Herrscht in der CDU zu große Angst vor einer Konfrontation mit Teilen der großen Mitte?

Wir brauchen die Konfrontation. Sie gehört zur Politik. Für 50 Prozent der Bevölkerung ist die Lösung der Flüchtlingsfrage am wichtigsten. Wenn das so ist, muss ich als Politik damit umgehen. Deshalb haben wir um Obergrenzen gestritten und für Grenzkontrollen. Ich muss darüber auch mit der AfD streiten. Denn selbst wenn alle AfD-Führer rechtsradikal wären, so wären es nicht alle Bürger, die sie wählen.

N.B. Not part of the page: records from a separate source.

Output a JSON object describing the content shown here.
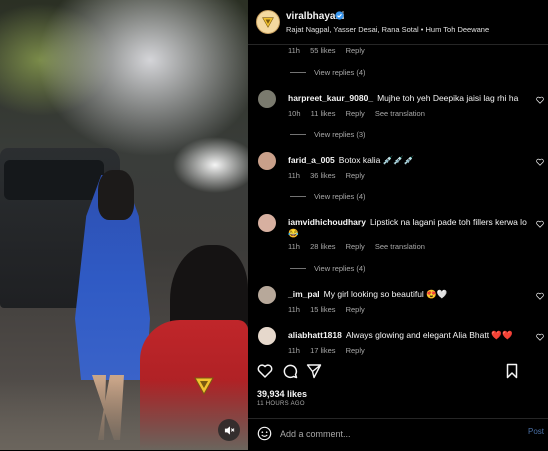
{
  "post": {
    "username": "viralbhayani",
    "subline": "Rajat Nagpal, Yasser Desai, Rana Sotal • Hum Toh Deewane"
  },
  "top_meta": {
    "time": "11h",
    "likes": "55 likes",
    "reply": "Reply"
  },
  "comments": [
    {
      "user": "harpreet_kaur_9080_",
      "text": "Mujhe toh yeh Deepika jaisi lag rhi ha",
      "time": "10h",
      "likes": "11 likes",
      "reply": "Reply",
      "translate": "See translation",
      "avatar_color": "#7a7a6e"
    },
    {
      "user": "farid_a_005",
      "text": "Botox kalia 💉💉💉",
      "time": "11h",
      "likes": "36 likes",
      "reply": "Reply",
      "translate": "",
      "avatar_color": "#c9a08a"
    },
    {
      "user": "iamvidhichoudhary",
      "text": "Lipstick na lagani pade toh fillers kerwa lo",
      "emoji": "😂",
      "time": "11h",
      "likes": "28 likes",
      "reply": "Reply",
      "translate": "See translation",
      "avatar_color": "#d7b0a0"
    },
    {
      "user": "_im_pal",
      "text": "My girl looking so beautiful 😍🤍",
      "time": "11h",
      "likes": "15 likes",
      "reply": "Reply",
      "translate": "",
      "avatar_color": "#b7a89a"
    },
    {
      "user": "aliabhatt1818",
      "text": "Always glowing and elegant Alia Bhatt ❤️❤️",
      "time": "11h",
      "likes": "17 likes",
      "reply": "Reply",
      "translate": "",
      "avatar_color": "#e6d8cc"
    }
  ],
  "view_replies": [
    "View replies (4)",
    "View replies (3)",
    "View replies (4)",
    "View replies (4)"
  ],
  "likes_count": "39,934 likes",
  "posted_ago": "11 HOURS AGO",
  "add_comment_placeholder": "Add a comment...",
  "post_label": "Post",
  "colors": {
    "accent": "#4a6fa5",
    "brand_logo": "#f2c230",
    "verified": "#3897f0"
  },
  "icons": [
    "verified-icon",
    "heart-icon",
    "comment-icon",
    "share-icon",
    "bookmark-icon",
    "emoji-icon",
    "mute-icon",
    "logo-icon"
  ]
}
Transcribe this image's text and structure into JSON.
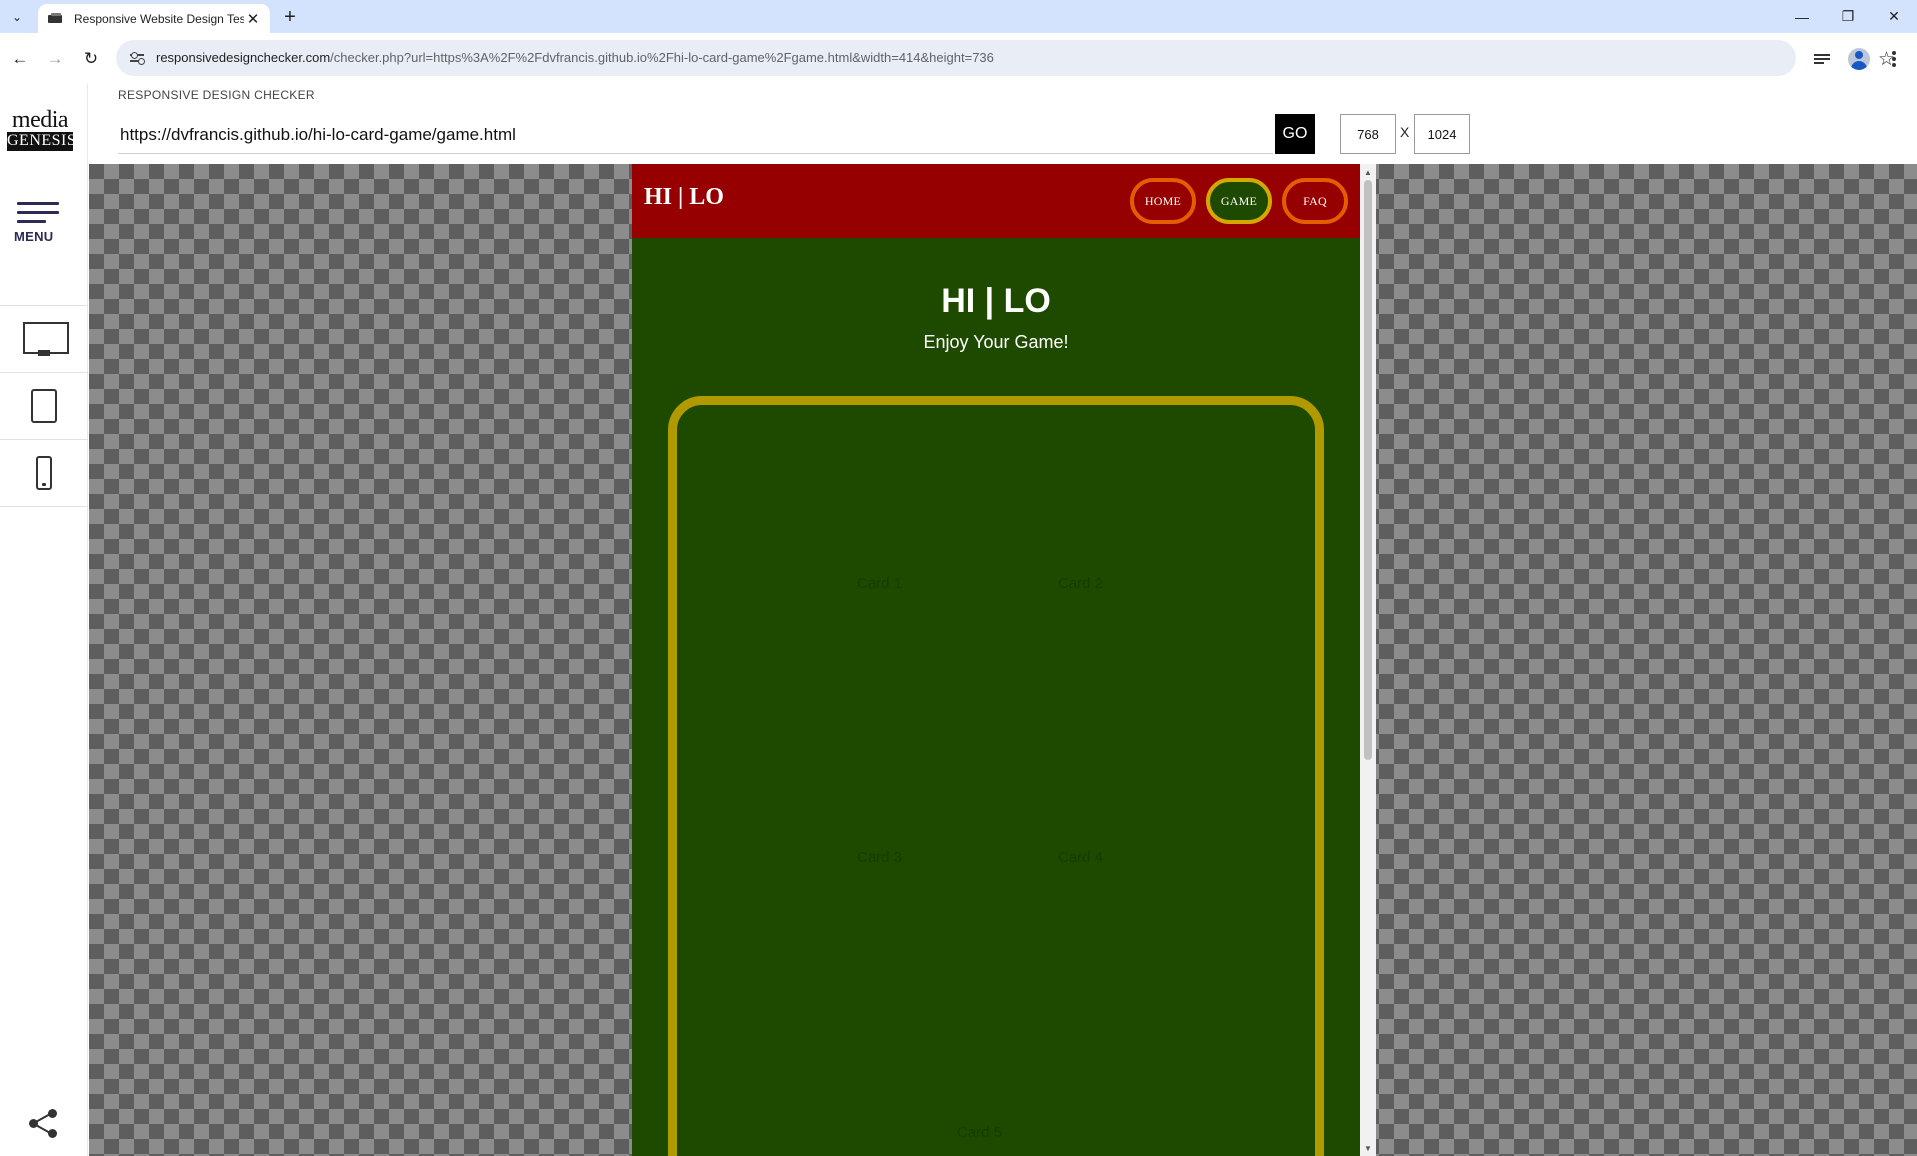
{
  "browser": {
    "tab_title": "Responsive Website Design Tes",
    "new_tab_glyph": "+",
    "url_host": "responsivedesignchecker.com",
    "url_rest": "/checker.php?url=https%3A%2F%2Fdvfrancis.github.io%2Fhi-lo-card-game%2Fgame.html&width=414&height=736"
  },
  "checker": {
    "brand_top": "media",
    "brand_bottom": "GENESIS",
    "menu_label": "MENU",
    "heading": "RESPONSIVE DESIGN CHECKER",
    "url_value": "https://dvfrancis.github.io/hi-lo-card-game/game.html",
    "go_label": "GO",
    "width_value": "768",
    "x_label": "X",
    "height_value": "1024"
  },
  "site": {
    "logo": "HI | LO",
    "nav": [
      {
        "label": "HOME",
        "active": false
      },
      {
        "label": "GAME",
        "active": true
      },
      {
        "label": "FAQ",
        "active": false
      }
    ],
    "heading": "HI | LO",
    "subheading": "Enjoy Your Game!",
    "cards": [
      "Card 1",
      "Card 2",
      "Card 3",
      "Card 4",
      "Card 5"
    ]
  },
  "colors": {
    "site_nav_bg": "#960000",
    "site_bg": "#1e4a00",
    "board_border": "#b09a00",
    "nav_button_border": "#e65c00",
    "nav_button_active_border": "#d4a800"
  },
  "icons": {
    "tab_list": "chevron-down-icon",
    "back": "arrow-left-icon",
    "forward": "arrow-right-icon",
    "reload": "reload-icon",
    "site_info": "tune-icon",
    "bookmark": "star-outline-icon",
    "media": "media-queue-icon",
    "profile": "person-icon",
    "more": "kebab-icon",
    "share": "share-icon"
  }
}
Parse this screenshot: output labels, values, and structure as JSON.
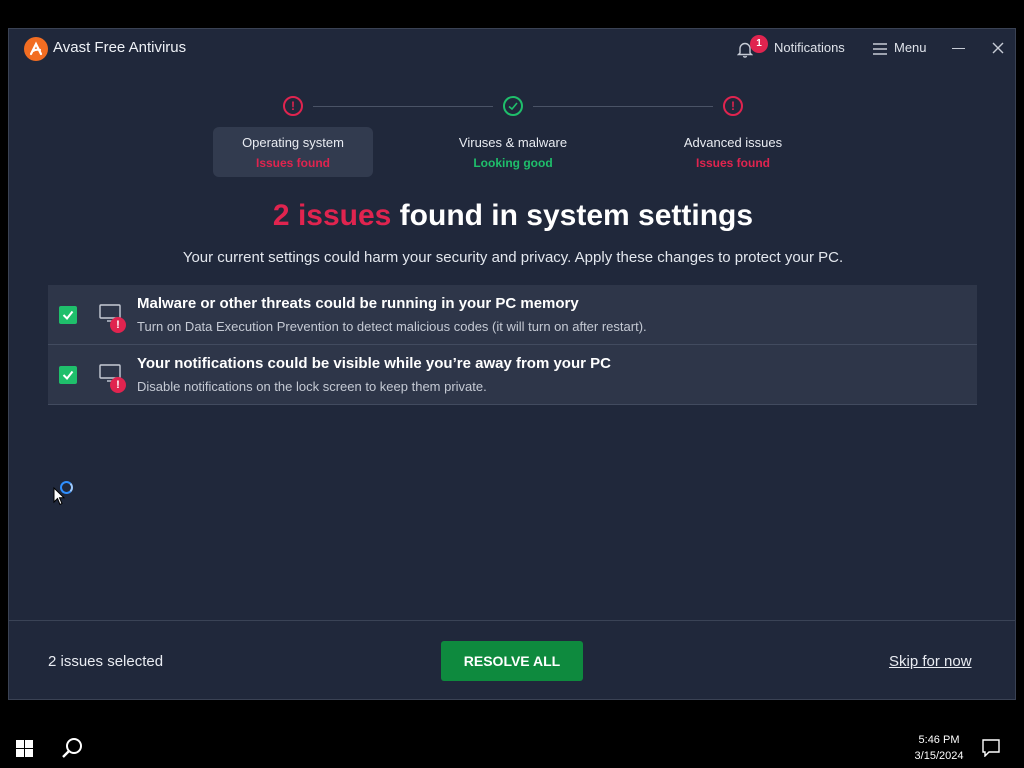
{
  "app": {
    "title": "Avast Free Antivirus",
    "notifications_label": "Notifications",
    "notifications_count": "1",
    "menu_label": "Menu"
  },
  "steps": [
    {
      "title": "Operating system",
      "status": "Issues found",
      "state": "error",
      "active": true
    },
    {
      "title": "Viruses & malware",
      "status": "Looking good",
      "state": "ok",
      "active": false
    },
    {
      "title": "Advanced issues",
      "status": "Issues found",
      "state": "error",
      "active": false
    }
  ],
  "heading": {
    "count": "2 issues",
    "rest": " found in system settings",
    "subtitle": "Your current settings could harm your security and privacy. Apply these changes to protect your PC."
  },
  "issues": [
    {
      "title": "Malware or other threats could be running in your PC memory",
      "description": "Turn on Data Execution Prevention to detect malicious codes (it will turn on after restart).",
      "checked": true
    },
    {
      "title": "Your notifications could be visible while you’re away from your PC",
      "description": "Disable notifications on the lock screen to keep them private.",
      "checked": true
    }
  ],
  "footer": {
    "selected_text": "2 issues selected",
    "resolve_label": "RESOLVE ALL",
    "skip_label": "Skip for now"
  },
  "taskbar": {
    "time": "5:46 PM",
    "date": "3/15/2024"
  },
  "colors": {
    "window_bg": "#20283b",
    "danger": "#e0244f",
    "success": "#1fbf6b",
    "resolve_button": "#0e8a3e",
    "brand_orange": "#f26d22"
  },
  "icons": [
    "avast-logo-icon",
    "bell-icon",
    "hamburger-icon",
    "minimize-icon",
    "close-icon",
    "alert-icon",
    "check-icon",
    "monitor-icon",
    "windows-start-icon",
    "search-icon",
    "action-center-icon"
  ]
}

Ist es die historische Verantwortung der Union und ihrer Vorsitzenden, die AfD aus dem Bundestag zu halten?

Ja, das ist unsere Verantwortung! So wie wir Ende der 60er Jahre die rechtsradikale NPD im Bundestag verhindert haben und in den 80er Jahren die Republikaner.

Was wird im Wahlkampf auf die Union zukommen?

Ich bin der festen Überzeugung, dass es einen Lagerwahlkampf geben wird. Die SPD will die große Koalition offenbar nicht mehr. Rot-Rot-Grün ist eine Alternative zur großen Koalition. Und wir müssen uns darauf einstellen.

Ist sich die Union einig, einen gemeinsamen Wahlkampf zu führen?

Die Beteiligten wollen, ob wir einig werden, werden wir sehen.

Braucht die CSU einen eigenen Spitzenkandidaten?

Erstmal muss sich Frau Merkel entscheiden. Sie muss sagen, ich bin bereit, nach zwölf Jahren weiter die Verantwortung zu übernehmen. Bis dahin schauen wir mal.